ほぼ同じタイミングで立ち上がった名前と冬沢は顔を向き合わせた。

「じゃあ、また明後日。昼休みでいい?」
「いや、できれば放課後の方が都合がいいかな」
「華桜会の仕事とかあるんじゃないの?」
「6限後の20分程度なら問題ないね」
「うーん、ちょっと厳しいな。逆に仕事終わった後は?」
「構わないが何時になるか分からないぞ」
「よっぽど遅くない限り大丈夫でしょ。私もやることあるし」
「わかった。場所は自習室でいいな?」
「りょーかい」

 ほんの1分ほどで会話を終了させた二人は鞄を持ってそれぞれが別の方向へと歩き出した。
 課題に取り組む上で二人が考え出した最適解がこれだった。
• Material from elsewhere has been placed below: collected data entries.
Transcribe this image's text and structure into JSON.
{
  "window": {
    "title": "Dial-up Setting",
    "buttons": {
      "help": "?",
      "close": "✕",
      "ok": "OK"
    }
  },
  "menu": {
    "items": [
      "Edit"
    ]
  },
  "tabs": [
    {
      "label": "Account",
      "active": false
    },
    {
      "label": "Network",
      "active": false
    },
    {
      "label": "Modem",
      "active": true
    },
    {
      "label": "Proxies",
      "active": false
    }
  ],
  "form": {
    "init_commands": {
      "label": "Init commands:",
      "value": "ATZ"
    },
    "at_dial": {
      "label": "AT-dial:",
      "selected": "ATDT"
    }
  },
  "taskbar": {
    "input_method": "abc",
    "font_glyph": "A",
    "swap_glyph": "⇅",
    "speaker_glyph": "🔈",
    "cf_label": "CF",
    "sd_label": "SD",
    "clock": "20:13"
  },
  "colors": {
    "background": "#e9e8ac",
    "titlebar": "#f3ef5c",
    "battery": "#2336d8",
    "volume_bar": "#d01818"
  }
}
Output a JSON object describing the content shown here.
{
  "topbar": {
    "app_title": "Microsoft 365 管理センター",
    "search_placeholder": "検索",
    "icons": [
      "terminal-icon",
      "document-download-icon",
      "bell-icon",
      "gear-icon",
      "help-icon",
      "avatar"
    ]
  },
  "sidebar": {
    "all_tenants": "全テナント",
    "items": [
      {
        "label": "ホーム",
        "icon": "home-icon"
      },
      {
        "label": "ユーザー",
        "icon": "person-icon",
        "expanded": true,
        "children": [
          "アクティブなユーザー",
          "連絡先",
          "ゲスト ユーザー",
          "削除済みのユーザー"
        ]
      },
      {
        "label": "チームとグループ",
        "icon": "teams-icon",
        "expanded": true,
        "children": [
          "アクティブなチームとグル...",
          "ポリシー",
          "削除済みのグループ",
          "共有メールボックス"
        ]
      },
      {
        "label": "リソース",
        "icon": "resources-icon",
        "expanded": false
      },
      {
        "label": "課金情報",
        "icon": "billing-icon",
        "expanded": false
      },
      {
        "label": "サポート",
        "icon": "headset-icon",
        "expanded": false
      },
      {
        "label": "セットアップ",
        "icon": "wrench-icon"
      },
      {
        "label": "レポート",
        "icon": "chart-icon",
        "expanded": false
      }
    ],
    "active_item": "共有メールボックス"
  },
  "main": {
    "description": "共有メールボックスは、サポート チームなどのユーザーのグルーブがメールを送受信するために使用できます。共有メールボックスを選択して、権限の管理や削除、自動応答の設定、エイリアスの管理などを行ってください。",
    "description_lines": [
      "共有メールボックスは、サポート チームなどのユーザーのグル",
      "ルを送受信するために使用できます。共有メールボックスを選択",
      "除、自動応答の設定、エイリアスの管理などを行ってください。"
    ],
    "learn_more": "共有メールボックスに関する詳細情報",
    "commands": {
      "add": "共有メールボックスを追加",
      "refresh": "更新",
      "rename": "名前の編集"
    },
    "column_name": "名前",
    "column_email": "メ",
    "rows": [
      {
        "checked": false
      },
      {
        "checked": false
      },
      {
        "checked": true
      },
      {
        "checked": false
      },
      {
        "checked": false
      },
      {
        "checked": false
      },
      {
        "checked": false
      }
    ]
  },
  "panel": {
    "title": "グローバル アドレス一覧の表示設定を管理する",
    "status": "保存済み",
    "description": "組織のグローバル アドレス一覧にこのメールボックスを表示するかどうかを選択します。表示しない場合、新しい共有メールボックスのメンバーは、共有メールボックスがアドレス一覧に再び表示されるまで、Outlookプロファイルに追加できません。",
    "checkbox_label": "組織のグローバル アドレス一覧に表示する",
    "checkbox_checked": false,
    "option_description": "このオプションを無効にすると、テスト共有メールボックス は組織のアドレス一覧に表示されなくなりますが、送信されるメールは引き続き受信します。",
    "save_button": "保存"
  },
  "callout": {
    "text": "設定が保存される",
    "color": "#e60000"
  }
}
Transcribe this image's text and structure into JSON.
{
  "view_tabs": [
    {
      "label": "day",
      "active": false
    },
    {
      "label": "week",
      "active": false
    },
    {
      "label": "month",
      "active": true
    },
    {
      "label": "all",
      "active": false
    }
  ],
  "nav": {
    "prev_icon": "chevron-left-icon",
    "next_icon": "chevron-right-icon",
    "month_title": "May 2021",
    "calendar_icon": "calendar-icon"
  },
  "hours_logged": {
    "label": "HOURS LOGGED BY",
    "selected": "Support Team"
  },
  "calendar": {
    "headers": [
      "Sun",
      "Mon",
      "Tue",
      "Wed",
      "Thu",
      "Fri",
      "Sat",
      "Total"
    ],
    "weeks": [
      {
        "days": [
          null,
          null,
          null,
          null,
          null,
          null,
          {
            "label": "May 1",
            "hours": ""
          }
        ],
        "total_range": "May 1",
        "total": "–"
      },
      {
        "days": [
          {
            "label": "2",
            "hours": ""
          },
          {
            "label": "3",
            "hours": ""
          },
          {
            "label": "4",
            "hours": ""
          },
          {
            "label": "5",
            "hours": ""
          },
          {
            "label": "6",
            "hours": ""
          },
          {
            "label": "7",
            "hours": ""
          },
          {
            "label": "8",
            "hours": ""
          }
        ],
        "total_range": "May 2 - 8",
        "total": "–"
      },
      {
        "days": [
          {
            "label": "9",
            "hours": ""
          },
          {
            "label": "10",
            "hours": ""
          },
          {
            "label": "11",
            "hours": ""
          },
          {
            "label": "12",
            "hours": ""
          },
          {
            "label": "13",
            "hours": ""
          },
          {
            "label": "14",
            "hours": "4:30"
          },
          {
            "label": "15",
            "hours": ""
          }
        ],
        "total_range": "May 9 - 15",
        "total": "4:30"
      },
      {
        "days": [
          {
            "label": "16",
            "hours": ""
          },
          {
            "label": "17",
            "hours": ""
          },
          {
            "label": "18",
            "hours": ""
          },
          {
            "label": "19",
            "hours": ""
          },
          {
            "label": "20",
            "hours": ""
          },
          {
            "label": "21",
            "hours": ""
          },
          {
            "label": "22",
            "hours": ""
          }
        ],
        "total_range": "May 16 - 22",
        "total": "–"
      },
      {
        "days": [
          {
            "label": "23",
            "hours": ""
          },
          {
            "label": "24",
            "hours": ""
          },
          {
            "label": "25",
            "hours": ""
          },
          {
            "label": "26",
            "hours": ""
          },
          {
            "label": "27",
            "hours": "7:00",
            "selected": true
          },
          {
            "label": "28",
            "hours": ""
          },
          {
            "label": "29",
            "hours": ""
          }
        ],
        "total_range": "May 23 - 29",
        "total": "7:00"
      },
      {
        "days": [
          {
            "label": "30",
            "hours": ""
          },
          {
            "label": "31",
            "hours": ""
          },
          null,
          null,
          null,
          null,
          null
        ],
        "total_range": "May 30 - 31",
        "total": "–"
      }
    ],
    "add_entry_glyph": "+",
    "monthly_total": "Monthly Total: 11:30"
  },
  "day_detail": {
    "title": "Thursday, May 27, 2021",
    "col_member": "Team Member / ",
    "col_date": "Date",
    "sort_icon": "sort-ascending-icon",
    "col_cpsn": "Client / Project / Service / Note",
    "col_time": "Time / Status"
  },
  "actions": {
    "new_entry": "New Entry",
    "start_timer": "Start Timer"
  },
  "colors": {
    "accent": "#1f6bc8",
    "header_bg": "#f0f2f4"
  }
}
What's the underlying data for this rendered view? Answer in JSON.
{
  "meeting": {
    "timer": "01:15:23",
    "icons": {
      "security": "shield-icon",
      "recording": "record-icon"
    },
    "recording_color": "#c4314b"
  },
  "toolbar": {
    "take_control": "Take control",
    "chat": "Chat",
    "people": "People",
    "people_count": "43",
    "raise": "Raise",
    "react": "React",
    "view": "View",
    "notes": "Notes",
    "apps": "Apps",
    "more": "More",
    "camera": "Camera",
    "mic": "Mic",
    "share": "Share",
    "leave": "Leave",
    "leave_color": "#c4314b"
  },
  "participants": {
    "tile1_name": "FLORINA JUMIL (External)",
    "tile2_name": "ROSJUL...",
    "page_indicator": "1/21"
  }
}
課題についての理解を深めるのは個人で行い、意見のすり合わせと最終的な回答を出すことは二人でなるべく短時間で済ます。言わば短期決戦である。最終学年というのは本当にやることが多く1つの課題に対して必要以上に時間をかける余裕はない。ならばこのグループワークを効率よく終わらせるに越したことはない、というのが名前と冬沢が出した答えだった。そして、それが滅茶苦茶うまくいってしまった。苦戦する他の生徒を尻目に名前は冬沢を崇め奉る勢いで「は?最高かよ」と言ったところ絶対零度の視線で見下ろされたので流石にはしゃぐのは自重した。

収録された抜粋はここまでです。